Literacy (reading and writing) is taught through the phonics programme Letters and Sounds. This is a structured, systematic and comprehensive approach to teaching reading, writing and spelling, which continues into Key Stage 1.
We have a well-equipped outdoor learning area, with many exciting learning opportunities, including a construction zone, a sand pit and a garden for digging and growing. We love going out and about in our wonderful school grounds to observe changes and explore the natural environment. We also offer the children Forest School sessions at a woodland site a short walk away on the Nower. The environment and activities inside and outside are carefully planned to promote learning, so while it may look as though the children are ‘just playing,’ they are actually learning all the time.
The classrooms and outdoor space are organised so that children can access most resources by themselves, and they can extend their own learning independently. These are called enabling environments. Rather than having set topics we follow children’s interests and provide hands on experiences to engage the children. Our resources are open-ended and can be used flexibly so that the children are not restricted and can follow their interests and ideas creatively. Our timetable allows for long periods of free-flow independent play both inside and outside, which enables children to become deeply involved in their learning.
An important part of teaching in Reception is through interactions. Adults observe the children closely as they play, and join in sensitively to support them and move their learning on, extending their language and thinking, and helping to develop their skills. Our aim is that the children leave Reception as happy, confident, independent learners, who are settled into school and ready for the challenges of Year 1
We use Tapestry Online Learning Journals to track children’s learning and share it with parents and carers. Each child has their own login, where parents and carers can see what they’ve been doing in school and add their own comments or observations about their child’s learning at home.
All children are expected to read and to practise their spelling / number facts daily at home. From Year 2 onwards, children bring home maths practice books and are expected to complete about a page each week. Occasionally, teachers may set additional home learning tasks to support the work being done in school.
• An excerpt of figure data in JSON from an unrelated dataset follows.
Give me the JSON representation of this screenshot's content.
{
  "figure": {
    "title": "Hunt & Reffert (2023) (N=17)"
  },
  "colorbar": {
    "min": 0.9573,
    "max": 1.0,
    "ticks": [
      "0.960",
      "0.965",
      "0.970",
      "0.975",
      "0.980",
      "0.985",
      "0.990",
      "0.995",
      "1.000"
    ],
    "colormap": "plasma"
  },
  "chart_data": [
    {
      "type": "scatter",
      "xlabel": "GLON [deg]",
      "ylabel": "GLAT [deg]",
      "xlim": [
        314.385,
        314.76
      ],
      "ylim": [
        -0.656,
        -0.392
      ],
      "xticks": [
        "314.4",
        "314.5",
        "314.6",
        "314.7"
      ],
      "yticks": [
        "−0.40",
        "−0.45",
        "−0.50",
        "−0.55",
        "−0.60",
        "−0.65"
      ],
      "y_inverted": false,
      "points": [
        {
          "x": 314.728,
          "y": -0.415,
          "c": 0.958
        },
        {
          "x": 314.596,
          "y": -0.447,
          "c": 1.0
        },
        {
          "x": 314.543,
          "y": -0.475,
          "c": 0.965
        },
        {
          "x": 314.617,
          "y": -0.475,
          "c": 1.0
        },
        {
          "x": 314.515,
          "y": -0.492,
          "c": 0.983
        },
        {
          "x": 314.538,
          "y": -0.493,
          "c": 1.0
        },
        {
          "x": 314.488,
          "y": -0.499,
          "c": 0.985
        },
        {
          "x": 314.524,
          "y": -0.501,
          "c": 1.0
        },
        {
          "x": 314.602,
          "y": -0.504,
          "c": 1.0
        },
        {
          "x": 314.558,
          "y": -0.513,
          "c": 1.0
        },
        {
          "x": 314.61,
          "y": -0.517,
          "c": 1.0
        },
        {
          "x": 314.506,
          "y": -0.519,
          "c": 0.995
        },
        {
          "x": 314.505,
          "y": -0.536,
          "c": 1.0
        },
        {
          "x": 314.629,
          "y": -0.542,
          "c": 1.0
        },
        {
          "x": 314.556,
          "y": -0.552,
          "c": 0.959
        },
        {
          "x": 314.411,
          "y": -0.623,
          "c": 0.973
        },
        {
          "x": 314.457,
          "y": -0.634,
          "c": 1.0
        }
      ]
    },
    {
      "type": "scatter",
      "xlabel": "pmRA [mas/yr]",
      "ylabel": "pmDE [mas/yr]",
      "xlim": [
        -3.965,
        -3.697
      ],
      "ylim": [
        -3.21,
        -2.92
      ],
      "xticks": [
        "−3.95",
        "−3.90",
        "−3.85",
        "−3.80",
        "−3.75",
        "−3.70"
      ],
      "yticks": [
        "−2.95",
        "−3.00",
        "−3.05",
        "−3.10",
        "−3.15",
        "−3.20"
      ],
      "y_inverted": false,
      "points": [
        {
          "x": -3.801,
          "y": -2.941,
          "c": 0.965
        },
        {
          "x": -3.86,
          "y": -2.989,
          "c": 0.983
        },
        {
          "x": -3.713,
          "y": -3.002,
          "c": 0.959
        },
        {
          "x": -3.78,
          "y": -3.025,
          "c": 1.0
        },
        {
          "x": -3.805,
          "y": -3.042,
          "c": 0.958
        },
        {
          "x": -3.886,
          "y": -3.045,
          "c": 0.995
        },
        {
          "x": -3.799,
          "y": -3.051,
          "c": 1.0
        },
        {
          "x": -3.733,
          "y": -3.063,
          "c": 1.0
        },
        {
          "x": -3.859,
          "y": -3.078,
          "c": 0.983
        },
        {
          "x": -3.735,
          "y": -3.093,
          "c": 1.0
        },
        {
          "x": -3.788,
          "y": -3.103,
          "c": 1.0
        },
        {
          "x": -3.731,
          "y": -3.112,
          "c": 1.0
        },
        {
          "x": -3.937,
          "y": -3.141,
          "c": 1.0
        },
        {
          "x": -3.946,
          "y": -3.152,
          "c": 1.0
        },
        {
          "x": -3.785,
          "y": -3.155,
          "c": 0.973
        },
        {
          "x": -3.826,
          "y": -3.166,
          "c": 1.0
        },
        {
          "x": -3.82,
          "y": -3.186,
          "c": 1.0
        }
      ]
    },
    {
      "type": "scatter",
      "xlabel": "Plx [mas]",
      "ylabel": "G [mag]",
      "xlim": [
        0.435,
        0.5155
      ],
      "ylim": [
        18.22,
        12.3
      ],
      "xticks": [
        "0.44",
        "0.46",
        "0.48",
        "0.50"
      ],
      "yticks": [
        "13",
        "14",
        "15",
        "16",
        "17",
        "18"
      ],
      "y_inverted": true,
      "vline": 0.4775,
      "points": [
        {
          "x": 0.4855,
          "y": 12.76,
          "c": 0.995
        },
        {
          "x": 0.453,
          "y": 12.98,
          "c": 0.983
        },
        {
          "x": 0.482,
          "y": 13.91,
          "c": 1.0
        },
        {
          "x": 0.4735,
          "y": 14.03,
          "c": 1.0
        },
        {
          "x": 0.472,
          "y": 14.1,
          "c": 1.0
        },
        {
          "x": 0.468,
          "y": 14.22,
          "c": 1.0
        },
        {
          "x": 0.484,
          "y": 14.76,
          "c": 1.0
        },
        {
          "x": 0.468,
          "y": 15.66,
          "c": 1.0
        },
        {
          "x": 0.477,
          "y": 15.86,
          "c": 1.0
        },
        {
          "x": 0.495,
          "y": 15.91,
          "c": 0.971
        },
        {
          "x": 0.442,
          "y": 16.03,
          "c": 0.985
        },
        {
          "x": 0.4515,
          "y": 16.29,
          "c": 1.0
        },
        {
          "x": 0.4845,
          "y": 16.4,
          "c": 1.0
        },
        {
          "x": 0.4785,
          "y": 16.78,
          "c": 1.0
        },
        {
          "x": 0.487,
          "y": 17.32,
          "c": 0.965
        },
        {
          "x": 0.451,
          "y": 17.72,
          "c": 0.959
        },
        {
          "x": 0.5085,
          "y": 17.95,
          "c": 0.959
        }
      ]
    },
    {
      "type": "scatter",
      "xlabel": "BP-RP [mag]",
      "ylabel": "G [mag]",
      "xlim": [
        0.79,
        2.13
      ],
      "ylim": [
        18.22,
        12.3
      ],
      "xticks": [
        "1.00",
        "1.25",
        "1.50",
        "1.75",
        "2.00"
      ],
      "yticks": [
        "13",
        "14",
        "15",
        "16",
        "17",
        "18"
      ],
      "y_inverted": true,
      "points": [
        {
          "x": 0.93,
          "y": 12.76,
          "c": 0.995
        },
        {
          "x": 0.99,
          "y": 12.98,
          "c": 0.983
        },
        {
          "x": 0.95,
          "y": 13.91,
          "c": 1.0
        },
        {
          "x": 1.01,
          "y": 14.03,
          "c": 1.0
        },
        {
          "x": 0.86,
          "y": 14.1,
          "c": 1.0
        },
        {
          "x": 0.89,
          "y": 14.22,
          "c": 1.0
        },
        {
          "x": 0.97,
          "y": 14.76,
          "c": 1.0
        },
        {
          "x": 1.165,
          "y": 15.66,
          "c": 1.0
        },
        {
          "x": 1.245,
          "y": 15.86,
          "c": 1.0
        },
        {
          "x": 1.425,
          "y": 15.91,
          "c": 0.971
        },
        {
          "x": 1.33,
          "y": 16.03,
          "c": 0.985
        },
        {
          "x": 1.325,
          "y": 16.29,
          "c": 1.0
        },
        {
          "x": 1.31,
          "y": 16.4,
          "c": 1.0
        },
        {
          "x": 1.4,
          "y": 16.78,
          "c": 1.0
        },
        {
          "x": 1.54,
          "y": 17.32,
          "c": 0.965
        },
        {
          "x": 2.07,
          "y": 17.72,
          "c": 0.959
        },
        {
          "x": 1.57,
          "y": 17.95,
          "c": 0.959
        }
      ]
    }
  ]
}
When children start in Reception, they learn to print letters (without the lead in/out strokes used for joining, in order to ensure they are secure with the letter shape first, and can form it correctly. Once this is secure, they will be introduced to a cursive script which is the foundation for joined handwriting.
Phonics and Spelling
Children in Key Stage 1 follow the Letters and Sounds programme for learning phonics, which consists of six phases.
We also use a programme called No Nonsense Spelling to teach spelling rules and patterns, which children practice in school and at home. Alongside this, we have a new spelling programme called Dojo Spelling, which focuses on high frequency or tricky words. Children work through different coloured Dojo belts to master these words.
Our spelling programmes all follow the national curriculum for English, and in Key Stage 2 children also learn the spellings from the compulsory word lists for their year groups.
Our teaching in maths is supported with many resources, including the use of Numicon to help develop children’s understanding of number concepts.